Almost Composed

Meditation and curiosity

How to read a city

May 28, 2014

The weekend brought me to Dublin for a wedding. I had some errands to run in the morning and went out to beat the streets. Inevitably, I found myself in a bookshop on the north side of the river where I picked up some titles in the Penguin Great Ideas series. For a tense moment, it looked as though the credit card transaction wouldn’t go through but, no, the shop assistant manipulated the card reader’s cable and I was spontaneously €35 poorer.

Temple Bar seems vibrant and a huge amount of fun with plenty of restaurants, pubs and bars and an entire street of musical instrument shops.

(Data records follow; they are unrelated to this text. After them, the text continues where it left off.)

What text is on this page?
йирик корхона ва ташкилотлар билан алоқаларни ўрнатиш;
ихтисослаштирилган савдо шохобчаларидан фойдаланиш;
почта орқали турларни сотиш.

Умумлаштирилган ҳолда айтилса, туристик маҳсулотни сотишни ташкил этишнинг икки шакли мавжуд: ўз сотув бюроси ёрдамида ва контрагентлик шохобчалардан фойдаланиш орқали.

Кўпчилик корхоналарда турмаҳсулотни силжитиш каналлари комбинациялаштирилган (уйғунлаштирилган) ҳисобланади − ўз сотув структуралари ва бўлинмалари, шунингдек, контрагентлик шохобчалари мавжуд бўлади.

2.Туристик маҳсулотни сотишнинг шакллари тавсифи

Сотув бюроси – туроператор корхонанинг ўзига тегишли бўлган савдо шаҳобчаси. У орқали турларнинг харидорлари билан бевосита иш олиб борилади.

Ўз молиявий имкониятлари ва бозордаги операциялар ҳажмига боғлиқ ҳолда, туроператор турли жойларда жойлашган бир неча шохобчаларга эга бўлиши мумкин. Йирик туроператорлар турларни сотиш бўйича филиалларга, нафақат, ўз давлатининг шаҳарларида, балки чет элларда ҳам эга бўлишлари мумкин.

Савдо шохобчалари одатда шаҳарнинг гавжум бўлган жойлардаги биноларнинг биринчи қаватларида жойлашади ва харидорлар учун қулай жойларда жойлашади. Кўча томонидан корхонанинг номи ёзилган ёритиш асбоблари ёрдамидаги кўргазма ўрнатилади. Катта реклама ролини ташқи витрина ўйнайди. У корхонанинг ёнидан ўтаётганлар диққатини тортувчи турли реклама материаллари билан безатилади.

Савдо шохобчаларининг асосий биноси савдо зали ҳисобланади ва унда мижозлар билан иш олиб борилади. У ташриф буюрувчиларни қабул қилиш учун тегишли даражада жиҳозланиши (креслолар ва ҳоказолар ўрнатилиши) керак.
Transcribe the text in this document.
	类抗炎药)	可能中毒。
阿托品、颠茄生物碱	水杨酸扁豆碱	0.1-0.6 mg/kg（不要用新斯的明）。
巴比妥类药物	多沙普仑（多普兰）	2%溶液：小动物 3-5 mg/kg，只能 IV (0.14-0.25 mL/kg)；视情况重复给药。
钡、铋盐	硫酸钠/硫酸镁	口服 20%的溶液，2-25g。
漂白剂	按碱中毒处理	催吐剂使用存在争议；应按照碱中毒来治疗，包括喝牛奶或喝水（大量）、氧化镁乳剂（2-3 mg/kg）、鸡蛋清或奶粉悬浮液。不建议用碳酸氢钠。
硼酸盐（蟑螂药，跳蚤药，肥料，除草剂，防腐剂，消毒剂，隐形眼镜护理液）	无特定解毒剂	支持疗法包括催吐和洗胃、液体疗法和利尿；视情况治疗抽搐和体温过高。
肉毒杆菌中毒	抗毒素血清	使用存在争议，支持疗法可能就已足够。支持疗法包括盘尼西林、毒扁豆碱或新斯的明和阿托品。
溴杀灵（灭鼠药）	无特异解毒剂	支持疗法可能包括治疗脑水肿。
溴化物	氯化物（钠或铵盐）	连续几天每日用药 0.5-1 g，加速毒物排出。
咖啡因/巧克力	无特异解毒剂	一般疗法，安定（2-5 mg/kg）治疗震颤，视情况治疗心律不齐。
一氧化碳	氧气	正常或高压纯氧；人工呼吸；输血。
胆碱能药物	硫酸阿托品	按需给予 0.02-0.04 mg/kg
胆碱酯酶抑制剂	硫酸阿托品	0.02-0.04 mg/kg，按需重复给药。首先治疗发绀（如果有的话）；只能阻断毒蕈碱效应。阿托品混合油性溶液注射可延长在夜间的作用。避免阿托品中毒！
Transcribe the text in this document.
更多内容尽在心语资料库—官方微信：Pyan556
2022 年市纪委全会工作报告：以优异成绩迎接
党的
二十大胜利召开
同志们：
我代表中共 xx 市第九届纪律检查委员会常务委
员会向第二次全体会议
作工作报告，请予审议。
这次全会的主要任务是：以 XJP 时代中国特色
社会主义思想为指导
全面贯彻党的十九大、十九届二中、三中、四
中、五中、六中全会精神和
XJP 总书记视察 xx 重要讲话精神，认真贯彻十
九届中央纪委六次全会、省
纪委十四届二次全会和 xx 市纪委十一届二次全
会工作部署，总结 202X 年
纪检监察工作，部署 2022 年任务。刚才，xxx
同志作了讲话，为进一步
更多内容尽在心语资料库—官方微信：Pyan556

However, it’s bookshops that serve my drug of choice. In the past I would have been scouting for record shops but they are now few and, for better or for worse, I just don’t buy music in a physical format these days. But what would be the point of a city without bookshops?

I started wondering about what would make a successful bookshop in the age of Amazon. There’s no way that even the biggest of chain stores can compete with the range of an internet retailer, so bookshops might as well be small and specialised with a lovingly selected stock. ‘Human capital’ is another advantage they have over internet giants: a bookseller performs a role that’s similar to a museum curator, surfacing interesting titles the customer might otherwise have missed. Staff should be free to engage with customers and find out what they’re looking for. A good bookseller won’t meekly ask ‘can I help you?’… more like ‘what have you been reading lately?’. This becomes easier if the shop has a guiding theme or philosophy. The third advantage bookshops have is the space itself. Occasional celebrity signings are fine, but it would be better to have regular events, readings, book clubs, creative writing sessions, talks etc. that bring in dedicated, returning customers. Finally, you could combine the shop with something more interesting than a coffee house, like a restaurant, bar or something unusual.